Outdoor dining in Boulder will continue after the coronavirus pandemic

When pandemic-related emergency orders end, the expanded outdoor dining options in Boulder will remain.

A majority of Boulder City Council supported the establishment of a more formal, citywide outdoor dining pilot program that will run for five years, beginning once emergency orders are completed. This is tentatively set for August 31, although orders may be extended at that time depending on the number of coronavirus cases.

An outdoor dining pilot program is an idea the city has been exploring since last fall, more than a year after Boulder launched its business resumption program in May 2020 in response to the pandemic. Boulder’s business resumption program was approved by emergency order and has been amended several times.

Among other things, it added curbside drop-off and pick-up points, allowed for the expansion of the outdoor dining service area, and eased street closures along the western end of Pearl Street and on University Hill Event Street.

Since its inception, Boulder says the business resumption program has helped more than 100 local businesses.

And Boulder City Council hopes continuing to provide expanded outdoor dining options will provide support for struggling restaurants. Restaurants have taken longer to recover from the economic impacts of the pandemic, board member Matt Benjamin noted.

“It’s just critical that we remember (the restaurants and hospitality industry) is a heavily impacted part of our business community that is going to lag behind the others,” Benjamin said.

The outdoor dining pilot program supported by City Council on Tuesday will allow restaurants across the city to expand their operations to up to 500 square feet in the public right-of-way and on private property. The city council also supported loosening Boulder’s land use regulations, which would generally require a standard use review process for businesses looking to expand their footprint.

The city intends to subsidize part of the cost of participating in the program, although it has not yet decided on the amount. Earlier this year, the city council earmarked $250,000 in American Rescue Plan Act funds for the Outdoor Restoration Pilot Program and other business resumption efforts.

When drafting the pilot program guidelines, Boulder staff members considered safety, accessibility, fairness and operations. On Tuesday, the Council was generally in agreement with the direction of the program, although some members acknowledged that questions and concerns could arise as the process continues.

Boulder’s Acting Director of Community Vitality Cris Jones noted that it will be critical to ensure that outdoor dining and potential street closures do not prohibit access and that the city”s ensure that we think about how all people could experience these spaces”.

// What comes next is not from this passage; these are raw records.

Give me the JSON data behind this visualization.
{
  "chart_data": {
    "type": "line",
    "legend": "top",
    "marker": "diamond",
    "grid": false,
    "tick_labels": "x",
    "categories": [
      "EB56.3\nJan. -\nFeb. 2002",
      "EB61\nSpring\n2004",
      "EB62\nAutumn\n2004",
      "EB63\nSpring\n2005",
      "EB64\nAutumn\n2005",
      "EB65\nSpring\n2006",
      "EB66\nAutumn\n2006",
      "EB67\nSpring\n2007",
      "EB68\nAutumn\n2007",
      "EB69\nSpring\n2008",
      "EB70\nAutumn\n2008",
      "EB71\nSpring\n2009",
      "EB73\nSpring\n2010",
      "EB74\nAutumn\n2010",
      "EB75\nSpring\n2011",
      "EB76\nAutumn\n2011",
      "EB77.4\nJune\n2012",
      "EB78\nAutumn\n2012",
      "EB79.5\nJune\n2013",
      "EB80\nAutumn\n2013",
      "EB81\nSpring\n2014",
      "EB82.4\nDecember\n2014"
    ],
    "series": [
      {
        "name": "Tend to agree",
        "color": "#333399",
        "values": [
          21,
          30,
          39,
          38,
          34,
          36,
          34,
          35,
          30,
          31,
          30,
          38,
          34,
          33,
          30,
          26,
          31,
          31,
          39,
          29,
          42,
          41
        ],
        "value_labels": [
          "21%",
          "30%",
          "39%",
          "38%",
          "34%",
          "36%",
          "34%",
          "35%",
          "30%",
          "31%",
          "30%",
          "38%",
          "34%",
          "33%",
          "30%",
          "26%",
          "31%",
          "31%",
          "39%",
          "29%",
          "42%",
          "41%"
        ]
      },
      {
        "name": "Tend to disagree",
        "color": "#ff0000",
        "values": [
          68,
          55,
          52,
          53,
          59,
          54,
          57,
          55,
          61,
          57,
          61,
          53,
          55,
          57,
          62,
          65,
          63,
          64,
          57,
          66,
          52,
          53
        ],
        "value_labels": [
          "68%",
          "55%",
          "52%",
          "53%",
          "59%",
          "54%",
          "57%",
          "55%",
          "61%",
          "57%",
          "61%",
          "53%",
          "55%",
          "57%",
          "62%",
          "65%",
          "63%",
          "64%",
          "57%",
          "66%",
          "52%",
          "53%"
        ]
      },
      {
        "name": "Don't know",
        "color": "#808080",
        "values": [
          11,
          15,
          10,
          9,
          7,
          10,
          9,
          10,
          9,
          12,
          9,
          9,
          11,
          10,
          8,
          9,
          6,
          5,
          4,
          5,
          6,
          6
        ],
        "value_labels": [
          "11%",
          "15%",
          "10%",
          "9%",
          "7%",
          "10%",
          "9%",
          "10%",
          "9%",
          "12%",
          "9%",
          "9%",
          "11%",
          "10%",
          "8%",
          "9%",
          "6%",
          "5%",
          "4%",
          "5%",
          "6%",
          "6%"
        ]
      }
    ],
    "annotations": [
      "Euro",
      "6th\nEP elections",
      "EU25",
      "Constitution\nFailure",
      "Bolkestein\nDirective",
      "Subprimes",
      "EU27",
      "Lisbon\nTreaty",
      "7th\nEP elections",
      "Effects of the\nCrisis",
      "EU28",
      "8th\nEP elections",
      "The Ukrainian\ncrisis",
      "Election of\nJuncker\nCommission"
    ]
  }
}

Currently, some outdoor catering facilities block bike racks or prohibit people in wheelchairs from accessing them. It is important that this issue be addressed as part of the official program, board members noted.

“Accessibility is super, super important. Possibly the most important factor we need to consider here,” said board member Bob Yates. “Because if we have members of our community who can’t avail of this wonderful thing, then we haven’t done our job.”

In a separate but related conversation, the City Council expressed support for keeping the west end of Pearl Street closed, although there was less consensus on the issue and the council acknowledged that it is is a complex problem with advantages and disadvantages.

Accessibility may have been a particular concern when it comes to street closures, and that’s part of the hesitation of businesses in the west.

A number of West End restaurant owners, including Jay Elowsky, owner of Pasta Jay’s, and Dave and Dana Query, owners of Jax Fish House and Oyster Bar, West End Tavern and Centro Mexican Kitchen, have said they would prefer to reopen the street to allow more parking and facilitate customer access to their establishments.

In an open comment Tuesday, Elowsky urged the Council to remember that the “real stakeholders” in the conversation are those with rent or loan obligations who will experience financial impacts depending on the success of West Pearl’s closure.

Many businesses on the west end of Pearl Street chose to open their businesses where they did because it appealed to locals and visitors to Boulder, he noted.

“Location, location, location,” Elowsky said. “For us, it’s the location of foot traffic, the location of car traffic, the location of parking. Majority of West Pearl Street businesses would like to reclaim this as it influences the quality of our business.

City sales tax revenue data shows “restaurants” on the west end of Pearl have been slower than the east end and the city in general to recover financially from the pandemic.

Council went back and forth about closing streets, and Council Member Nicole Speer asked if staff had a recommendation.

“We hesitated to provide a specific recommendation, but we would certainly prefer to be conservative,” Jones said, noting that the data collected did not provide a clear consensus regarding the street closure.

Had it not been for the emergency circumstances, Boulder would not have closed a street without further analysis, he added.

“We just haven’t had time to do that yet,” he said.

Board members also acknowledged that there is some awkwardness in terms of timing and process. According to some, closing the street and then reopening it while an analysis is carried out, then closing it again could be more stressful for businesses.

Generally, Council, whether or not it supports the current street closures, has said it would like to take a more holistic look at how space is used in downtown Boulder. Council members also agreed that outdoor dining updates should be frequent in the months leading up to the end of emergency orders.